D’abord grâce à son ouverture sociétale. Lui accepte cette société du mariage pour tous, diverse, ouverte au monde… Il comprend sûrement mieux que d’autres qu’une jeune femme de banlieue qui a un bac + 6 n’a pas envie d’être aidée par ses amis de gauche, mais qu’elle veut un emploi de cadre, sans pour autant accepter la vision identitaire que porte la droite. Emmanuel Macron a ainsi capté beaucoup de suffrages en banlieue, dans les départements d’outre-mer et chez les primo-votants. L’idée qui a fonctionné vis-à-vis d’une nouvelle génération est celle selon laquelle on peut réussir sans écraser les autres. Le FN dit «Nous sommes chez nous» et En marche répond «On est tous chez nous». Ce que SOS Racisme n’était pas parvenu à exprimer ou à faire entendre. Et quand Mélenchon n’est pas capable de décider à 20 h 02 qu’il faut appeler à voter contre le FN, c’est qu’il s’est fait lui aussi prendre au piège de l’idéologie frontiste du vivre ensemble impossible. Il est en train de créer une fracture à gauche. C’est incompréhensible au regard de son parcours et des idées qu’il défend.
Alors comment contrer un discours démagogique ?
C’est avant tout un problème d’audibilité. Une anecdote illustre bien ce problème. Il y a huit mois, on sentait que cette campagne allait être dure sur la diversité et sur l’immigration.

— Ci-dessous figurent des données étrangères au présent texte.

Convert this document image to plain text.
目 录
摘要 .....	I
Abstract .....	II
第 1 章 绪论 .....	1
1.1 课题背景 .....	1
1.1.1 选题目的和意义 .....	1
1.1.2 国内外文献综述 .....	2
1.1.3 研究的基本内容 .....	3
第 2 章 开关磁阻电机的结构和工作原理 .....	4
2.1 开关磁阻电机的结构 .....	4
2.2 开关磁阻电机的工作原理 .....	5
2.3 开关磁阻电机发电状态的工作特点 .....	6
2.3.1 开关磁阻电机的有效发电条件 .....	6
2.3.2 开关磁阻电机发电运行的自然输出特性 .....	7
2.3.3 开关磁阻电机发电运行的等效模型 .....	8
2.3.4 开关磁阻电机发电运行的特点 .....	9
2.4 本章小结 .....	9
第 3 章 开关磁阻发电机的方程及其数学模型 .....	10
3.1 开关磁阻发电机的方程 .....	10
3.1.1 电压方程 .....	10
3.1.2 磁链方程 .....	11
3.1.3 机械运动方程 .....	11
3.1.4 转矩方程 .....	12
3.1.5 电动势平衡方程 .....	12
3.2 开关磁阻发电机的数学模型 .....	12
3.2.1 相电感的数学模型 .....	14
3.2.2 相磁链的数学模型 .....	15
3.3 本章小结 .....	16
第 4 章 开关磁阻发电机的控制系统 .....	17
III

Comment nous, universitaires et artistes, pouvions-nous avoir un impact sur les gens ? On a créé une série de films courts, «Artistes de France». Un artiste de la diversité d’hier raconté par un artiste ou une personnalité d’aujourd’hui. Picasso, Joséphine Baker, Django Reinhardt… racontés par Omar Sy, Lilian Thuram, JoeyStarr. Une quarantaine de jeunes historiens ont écrit les portraits. France Télévisions a été emballé. Notre seule condition était que cette série soit diffusée… sur ce semestre 2017. Pour nous, rien n’est plus politique que ces pastilles. On bat les records de nombre de vues et de téléchargements chaque jour. C’est ça aussi, le travail des intellectuels, de la société civile, des médias, des artistes, pour répondre à Marine Le Pen. Notre pays a réagi avec calme après les attentats à Paris ou à Nice. Ecoutez le discours digne du compagnon du policier abattu aux Champs-Elysées ! C’est aussi cela la force de notre pays. Et Emmanuel Macron est le seul à souligner cet aspect positif.